PROSEADAS SOLITAS

José Luiz Flores Moró

 

Antes...

Bem antes da luz da madrugada,

Nessa hora tranqüila em que a peonada

Busca sonos no campo das lonjuras,

O velho encontra vidas no galpão,

Conversando com o próprio chimarrão

No dialeto gauchesco das procuras!

 

Não!

Não que ele seja assim o tempo inteiro,

Mas nessa hora em que só o mate é companheiro

Ele rebusca os seus fantasmas do passado

E proseia, meu Deus!

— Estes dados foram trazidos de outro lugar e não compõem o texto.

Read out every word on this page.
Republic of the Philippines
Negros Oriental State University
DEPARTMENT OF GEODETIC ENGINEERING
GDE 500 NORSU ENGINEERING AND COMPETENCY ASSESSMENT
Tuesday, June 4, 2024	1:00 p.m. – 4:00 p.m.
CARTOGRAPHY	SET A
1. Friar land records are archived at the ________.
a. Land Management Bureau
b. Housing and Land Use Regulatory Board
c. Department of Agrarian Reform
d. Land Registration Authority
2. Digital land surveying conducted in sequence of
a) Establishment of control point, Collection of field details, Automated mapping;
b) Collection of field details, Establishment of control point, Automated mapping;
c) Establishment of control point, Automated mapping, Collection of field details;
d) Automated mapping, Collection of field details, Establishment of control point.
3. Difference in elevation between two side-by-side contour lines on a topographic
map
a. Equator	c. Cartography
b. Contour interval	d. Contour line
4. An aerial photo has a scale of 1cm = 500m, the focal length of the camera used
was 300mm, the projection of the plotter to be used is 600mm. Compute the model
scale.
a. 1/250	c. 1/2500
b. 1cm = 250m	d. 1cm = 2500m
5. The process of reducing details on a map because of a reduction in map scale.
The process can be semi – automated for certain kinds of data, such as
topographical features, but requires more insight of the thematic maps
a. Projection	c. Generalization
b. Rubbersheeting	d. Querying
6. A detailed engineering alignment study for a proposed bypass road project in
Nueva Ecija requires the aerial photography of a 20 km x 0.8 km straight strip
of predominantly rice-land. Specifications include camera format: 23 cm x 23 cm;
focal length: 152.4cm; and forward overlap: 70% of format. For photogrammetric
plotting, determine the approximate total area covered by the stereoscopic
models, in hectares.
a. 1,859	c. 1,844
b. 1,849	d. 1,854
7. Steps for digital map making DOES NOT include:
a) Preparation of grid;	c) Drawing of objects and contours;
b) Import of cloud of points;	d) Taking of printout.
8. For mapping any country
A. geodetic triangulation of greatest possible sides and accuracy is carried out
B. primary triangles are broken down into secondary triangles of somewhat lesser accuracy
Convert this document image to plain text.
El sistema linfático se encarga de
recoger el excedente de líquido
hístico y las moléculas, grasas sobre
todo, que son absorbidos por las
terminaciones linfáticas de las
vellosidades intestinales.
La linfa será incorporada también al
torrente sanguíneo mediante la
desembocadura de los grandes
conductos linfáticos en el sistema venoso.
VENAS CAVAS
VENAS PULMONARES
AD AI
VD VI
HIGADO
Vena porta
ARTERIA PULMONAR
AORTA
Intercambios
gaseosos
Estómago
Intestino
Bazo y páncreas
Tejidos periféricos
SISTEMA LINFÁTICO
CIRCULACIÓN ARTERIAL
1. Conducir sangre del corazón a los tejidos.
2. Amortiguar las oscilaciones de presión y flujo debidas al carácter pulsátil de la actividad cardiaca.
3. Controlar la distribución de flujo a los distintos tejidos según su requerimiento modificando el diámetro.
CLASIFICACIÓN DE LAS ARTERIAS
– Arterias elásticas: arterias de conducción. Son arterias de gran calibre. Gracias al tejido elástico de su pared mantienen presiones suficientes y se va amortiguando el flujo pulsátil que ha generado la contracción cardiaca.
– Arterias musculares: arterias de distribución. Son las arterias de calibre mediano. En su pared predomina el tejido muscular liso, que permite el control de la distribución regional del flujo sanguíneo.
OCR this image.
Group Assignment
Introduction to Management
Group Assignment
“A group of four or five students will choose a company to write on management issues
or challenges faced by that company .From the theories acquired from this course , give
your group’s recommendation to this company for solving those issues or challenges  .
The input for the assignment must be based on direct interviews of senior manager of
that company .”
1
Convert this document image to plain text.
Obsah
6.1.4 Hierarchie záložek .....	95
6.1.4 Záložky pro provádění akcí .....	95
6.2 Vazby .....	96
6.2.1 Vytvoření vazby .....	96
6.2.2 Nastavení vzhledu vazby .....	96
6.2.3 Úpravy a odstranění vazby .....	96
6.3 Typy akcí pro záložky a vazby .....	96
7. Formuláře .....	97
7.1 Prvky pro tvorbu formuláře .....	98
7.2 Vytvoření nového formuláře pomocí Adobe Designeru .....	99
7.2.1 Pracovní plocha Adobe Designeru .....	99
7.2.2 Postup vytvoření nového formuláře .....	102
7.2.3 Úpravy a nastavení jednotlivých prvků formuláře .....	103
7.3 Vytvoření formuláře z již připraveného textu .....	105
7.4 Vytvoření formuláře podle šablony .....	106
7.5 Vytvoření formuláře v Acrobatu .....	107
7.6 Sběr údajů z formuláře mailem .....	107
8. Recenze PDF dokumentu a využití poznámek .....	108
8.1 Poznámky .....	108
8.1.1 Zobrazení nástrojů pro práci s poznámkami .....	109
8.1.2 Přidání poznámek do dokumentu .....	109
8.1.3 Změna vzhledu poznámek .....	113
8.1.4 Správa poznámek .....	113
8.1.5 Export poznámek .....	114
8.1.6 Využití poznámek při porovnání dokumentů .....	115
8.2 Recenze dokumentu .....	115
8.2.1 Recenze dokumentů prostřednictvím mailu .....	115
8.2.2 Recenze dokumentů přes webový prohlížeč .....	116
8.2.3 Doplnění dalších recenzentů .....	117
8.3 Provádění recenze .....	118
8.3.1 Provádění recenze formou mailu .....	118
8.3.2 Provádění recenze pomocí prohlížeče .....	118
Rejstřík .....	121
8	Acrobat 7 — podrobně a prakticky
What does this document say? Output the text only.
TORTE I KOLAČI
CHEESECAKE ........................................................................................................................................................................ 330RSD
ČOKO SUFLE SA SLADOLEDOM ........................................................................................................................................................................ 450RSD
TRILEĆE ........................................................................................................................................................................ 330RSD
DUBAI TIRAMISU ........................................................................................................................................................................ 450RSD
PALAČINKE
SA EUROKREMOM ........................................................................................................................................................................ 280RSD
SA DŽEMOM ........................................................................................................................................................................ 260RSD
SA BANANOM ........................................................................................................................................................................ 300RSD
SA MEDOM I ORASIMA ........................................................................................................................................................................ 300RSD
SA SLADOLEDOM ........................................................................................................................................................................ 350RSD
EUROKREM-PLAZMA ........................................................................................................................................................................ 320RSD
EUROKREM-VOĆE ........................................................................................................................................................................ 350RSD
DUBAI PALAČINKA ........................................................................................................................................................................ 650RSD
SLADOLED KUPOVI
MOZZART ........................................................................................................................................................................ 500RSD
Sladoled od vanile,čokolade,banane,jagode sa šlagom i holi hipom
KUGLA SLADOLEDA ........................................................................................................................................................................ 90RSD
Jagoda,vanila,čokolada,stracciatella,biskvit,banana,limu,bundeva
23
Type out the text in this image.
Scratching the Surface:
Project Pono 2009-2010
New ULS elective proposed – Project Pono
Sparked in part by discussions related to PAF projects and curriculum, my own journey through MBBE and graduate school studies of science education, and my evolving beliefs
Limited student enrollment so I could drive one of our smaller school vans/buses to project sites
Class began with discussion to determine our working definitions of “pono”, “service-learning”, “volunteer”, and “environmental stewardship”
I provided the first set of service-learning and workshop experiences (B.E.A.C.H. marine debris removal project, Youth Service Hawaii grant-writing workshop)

Como proseia!

Contando causos antigos de peleias

E façanhas de pingos mal domados!

 

Embora os olhos parados no horizonte

É visível, nessa imensa solitude

Um trejeito feliz na face rude

Com a lembrança repentina dos caudilhos.

O chimarrão irmana os peleadores

Fraterno abraço entre Onório e Flores

Em transmissão de paz para seus filhos –

 

No ritual de bater tições,

As faíscas são reses de tropeadas

Que se perderam na poeira das estradas

Num tempo qualquer que já se foi,

Mas que o velho traz para o presente

E assopra para o alto, de repente

Num grito saudoso de “eira-boi!

 

Nos olhos de lágrimas ardidas

A fumaça faz imagens nas retinas

Materializando no ar algumas chinas

Antigos namoro e chamegos –

Fazendo com que, então, fale baixinho,

Palavras de retoco e de carinho

Que antigamente só dizia nos pelegos!

 

No galpão de paredes carcomidas

Reencontra, nas tropeadas obscuras,

As mesmas horrendas criaturas

Que povoaram seus medos de criança

E esconjura esses fantasmas de guri

Como se mulas-sem-cabeça e os sacis

Não fossem, apenas, páginas da infância!

 

Pousa o olhar cansado e absorto

No tremelico das sombras do candeeiro

E recorda vividos entreveros

No comando de cargas e investidas

Gritando, numa síncope caudilha

Brados que a epopéia farroupilha

Fez valerem mais que muitas vidas!

 

E passeia por um mundo que é só seu

Até que a noite, matiz de picumã,

Incendeia-se nas barras da manhã

E o galpão se transcende em realidade.

Então o velho volta a ficar mudo,

Mas mesmo assim consegue dizer tudo

Com os olhos molhados na saudade!

 

E quando o piazito diz: Vovô! Conta uma história?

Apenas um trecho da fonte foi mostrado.